The big picture: This divide is showing up in plenty of surveys.
- The University of Michigan Consumer Sentiment Index for May came in lower than 84% of readings since 1978, David Kelly, chief global strategist for J.P. Morgan Asset Management, writes in a recent note.
- Just 22% of respondents to a May Gallup poll said they were satisfied with the way things were going in the U.S., compared to 77% dissatisfied. That's a wider gap than three-quarters of the time since they started asking the question in the 1970s.
- A Harris poll last month showed that 56% of Americans think we're in a recession.
Yes, but: The Fed survey found that measures of Americans' financial wellness are lower for certain groups, including parents (64% say they're OK), those with a high school degree and no college (63%), and those under 45 years old (66%).
- Still, those percentages are far higher than the ratings for the national economy.
The gloom is a vulnerability, says Matt Colyar, an economist at Moody's.
- "It suggests a real brittleness," he says. If something does go wrong in the economy, things could snap.
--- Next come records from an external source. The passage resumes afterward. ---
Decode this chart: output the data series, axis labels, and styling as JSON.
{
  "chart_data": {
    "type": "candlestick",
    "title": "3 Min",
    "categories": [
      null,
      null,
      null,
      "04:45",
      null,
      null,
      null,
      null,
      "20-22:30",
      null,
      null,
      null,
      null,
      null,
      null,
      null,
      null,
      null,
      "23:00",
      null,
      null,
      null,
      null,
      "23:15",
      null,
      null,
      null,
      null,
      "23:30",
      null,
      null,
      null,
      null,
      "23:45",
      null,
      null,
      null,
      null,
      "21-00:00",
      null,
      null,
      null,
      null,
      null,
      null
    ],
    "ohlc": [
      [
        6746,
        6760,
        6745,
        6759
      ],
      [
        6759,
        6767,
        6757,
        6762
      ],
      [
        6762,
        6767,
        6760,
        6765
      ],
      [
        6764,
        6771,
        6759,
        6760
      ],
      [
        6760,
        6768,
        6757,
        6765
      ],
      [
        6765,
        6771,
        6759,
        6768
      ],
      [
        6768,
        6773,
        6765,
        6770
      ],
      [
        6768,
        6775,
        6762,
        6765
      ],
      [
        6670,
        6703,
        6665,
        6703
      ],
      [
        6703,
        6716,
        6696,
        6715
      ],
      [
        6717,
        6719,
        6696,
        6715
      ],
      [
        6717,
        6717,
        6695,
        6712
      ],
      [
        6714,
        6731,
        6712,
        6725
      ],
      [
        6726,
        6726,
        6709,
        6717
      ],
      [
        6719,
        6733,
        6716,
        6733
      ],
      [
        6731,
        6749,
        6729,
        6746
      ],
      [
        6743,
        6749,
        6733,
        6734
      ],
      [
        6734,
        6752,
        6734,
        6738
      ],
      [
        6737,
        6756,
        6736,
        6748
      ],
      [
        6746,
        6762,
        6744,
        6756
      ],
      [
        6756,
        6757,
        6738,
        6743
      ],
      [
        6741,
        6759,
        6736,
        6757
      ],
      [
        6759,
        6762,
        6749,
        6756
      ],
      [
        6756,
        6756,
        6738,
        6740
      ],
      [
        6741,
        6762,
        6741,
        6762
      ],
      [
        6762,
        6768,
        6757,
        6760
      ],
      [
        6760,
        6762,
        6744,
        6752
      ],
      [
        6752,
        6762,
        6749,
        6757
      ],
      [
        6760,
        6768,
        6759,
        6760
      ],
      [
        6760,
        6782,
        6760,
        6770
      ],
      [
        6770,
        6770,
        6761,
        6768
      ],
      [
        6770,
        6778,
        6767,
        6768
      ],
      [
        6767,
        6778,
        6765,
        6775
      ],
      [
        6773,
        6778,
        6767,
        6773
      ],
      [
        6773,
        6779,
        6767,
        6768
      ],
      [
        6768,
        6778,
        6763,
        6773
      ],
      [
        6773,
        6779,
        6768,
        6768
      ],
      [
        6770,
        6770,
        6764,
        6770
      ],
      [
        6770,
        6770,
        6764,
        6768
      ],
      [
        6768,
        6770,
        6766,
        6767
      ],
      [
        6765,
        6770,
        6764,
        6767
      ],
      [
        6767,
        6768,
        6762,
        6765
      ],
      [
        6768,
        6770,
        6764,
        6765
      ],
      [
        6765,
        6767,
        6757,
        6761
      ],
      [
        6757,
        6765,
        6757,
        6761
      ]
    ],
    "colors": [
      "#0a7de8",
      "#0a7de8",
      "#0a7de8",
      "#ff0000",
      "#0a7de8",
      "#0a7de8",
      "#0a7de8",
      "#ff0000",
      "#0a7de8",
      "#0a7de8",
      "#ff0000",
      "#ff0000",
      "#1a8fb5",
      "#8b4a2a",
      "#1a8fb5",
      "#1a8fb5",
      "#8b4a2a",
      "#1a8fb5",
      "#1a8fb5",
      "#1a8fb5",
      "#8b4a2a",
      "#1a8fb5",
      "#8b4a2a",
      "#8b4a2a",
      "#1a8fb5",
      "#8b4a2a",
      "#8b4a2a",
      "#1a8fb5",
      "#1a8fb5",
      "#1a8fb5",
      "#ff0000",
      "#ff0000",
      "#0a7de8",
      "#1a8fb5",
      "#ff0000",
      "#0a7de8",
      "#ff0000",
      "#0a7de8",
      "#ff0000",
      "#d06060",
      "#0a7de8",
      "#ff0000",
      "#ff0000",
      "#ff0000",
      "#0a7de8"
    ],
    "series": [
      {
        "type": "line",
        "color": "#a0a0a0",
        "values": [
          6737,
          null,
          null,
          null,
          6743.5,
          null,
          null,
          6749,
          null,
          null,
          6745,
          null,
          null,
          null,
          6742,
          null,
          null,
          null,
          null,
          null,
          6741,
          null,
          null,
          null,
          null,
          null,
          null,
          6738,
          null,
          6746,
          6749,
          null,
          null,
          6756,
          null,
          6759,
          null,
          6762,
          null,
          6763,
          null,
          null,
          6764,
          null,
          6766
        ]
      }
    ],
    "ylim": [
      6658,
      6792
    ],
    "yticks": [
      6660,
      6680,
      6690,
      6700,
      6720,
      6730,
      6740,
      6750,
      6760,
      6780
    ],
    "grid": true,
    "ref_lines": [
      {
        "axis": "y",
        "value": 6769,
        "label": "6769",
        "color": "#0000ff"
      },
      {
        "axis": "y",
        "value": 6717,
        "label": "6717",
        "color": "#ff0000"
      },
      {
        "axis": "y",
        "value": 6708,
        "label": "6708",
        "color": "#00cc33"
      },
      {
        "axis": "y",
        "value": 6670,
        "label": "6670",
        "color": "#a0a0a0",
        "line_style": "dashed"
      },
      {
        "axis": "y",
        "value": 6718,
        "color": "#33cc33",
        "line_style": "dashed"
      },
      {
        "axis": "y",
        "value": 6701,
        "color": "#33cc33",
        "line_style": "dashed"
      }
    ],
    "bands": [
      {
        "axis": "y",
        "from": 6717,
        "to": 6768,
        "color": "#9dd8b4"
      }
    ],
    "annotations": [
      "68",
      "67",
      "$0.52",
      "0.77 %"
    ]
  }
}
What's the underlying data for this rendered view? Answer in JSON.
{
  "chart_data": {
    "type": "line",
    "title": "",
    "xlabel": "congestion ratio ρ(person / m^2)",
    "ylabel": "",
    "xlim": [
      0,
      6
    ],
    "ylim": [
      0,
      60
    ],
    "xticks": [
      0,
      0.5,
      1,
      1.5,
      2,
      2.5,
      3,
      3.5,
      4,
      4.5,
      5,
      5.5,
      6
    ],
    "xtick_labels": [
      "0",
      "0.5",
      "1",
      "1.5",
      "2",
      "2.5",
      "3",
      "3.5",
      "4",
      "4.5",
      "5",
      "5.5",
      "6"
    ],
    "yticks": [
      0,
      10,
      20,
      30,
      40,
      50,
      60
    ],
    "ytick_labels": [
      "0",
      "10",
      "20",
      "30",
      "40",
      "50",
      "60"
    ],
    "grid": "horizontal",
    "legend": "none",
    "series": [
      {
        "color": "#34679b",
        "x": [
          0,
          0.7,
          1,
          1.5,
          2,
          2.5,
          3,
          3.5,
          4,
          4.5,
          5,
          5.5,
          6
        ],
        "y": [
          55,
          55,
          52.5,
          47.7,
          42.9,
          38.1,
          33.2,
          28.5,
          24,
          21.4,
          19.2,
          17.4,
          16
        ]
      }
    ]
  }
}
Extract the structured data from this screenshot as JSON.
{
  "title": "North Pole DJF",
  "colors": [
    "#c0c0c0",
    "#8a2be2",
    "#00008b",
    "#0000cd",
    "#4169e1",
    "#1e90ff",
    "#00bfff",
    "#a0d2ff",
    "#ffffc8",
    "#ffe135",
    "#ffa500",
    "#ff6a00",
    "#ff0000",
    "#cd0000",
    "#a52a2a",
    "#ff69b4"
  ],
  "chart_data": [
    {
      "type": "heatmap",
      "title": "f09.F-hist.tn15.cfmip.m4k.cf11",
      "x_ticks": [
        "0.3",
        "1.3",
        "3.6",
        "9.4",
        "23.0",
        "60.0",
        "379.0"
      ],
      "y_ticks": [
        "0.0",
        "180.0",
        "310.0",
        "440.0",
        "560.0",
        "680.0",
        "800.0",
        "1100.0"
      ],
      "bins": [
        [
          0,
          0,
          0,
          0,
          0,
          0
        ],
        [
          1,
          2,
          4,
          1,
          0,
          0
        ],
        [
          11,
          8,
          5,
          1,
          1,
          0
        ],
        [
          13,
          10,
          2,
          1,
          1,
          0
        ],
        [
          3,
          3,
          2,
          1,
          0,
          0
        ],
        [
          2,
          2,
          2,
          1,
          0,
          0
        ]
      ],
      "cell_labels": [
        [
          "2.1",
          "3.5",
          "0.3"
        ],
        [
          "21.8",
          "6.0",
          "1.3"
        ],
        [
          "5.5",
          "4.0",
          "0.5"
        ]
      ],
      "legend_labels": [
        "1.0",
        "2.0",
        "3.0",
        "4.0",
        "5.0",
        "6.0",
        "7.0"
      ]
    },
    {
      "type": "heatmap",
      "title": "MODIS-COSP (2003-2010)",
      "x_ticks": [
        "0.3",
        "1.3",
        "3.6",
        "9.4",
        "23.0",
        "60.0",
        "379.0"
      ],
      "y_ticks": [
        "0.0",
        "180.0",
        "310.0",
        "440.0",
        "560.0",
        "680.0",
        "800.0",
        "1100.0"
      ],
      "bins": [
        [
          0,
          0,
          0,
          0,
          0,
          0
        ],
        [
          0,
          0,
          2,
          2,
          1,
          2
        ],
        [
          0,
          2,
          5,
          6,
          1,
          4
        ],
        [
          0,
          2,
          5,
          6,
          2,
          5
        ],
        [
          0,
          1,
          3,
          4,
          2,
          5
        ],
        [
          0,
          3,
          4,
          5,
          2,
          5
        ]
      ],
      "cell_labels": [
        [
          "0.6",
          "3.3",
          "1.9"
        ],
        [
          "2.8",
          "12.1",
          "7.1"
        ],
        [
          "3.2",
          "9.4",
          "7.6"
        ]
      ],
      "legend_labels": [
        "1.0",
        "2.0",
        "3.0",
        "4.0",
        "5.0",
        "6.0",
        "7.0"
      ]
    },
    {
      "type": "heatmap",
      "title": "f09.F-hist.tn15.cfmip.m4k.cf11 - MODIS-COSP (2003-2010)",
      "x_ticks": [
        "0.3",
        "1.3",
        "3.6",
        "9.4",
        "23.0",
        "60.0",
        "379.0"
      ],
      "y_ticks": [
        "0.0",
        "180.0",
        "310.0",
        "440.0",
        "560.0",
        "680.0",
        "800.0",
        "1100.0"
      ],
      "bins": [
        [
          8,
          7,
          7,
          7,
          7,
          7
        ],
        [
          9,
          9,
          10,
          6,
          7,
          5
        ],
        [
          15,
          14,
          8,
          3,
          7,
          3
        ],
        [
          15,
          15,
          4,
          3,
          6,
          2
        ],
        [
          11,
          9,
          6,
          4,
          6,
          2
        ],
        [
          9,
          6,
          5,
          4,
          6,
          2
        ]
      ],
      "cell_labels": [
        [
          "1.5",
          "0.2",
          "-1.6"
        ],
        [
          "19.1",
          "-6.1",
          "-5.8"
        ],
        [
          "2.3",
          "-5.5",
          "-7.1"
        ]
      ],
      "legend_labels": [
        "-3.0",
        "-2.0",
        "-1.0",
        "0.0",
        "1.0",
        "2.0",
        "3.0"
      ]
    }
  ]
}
- For example, if the next jobs report shows the economy shed jobs — and millions of people get a push notification about the worrying news, that could trigger all this built-up economic pessimism.
- Folks could start saying "OK, we're not building that addition; we're not going on vacation," and then the real economy does start to slow, says Colyar.
What to watch: Consumer spending is key here. A report out last week found that it's slowing down. If it turns down more sharply, that would indicate that reality caught up with vibes.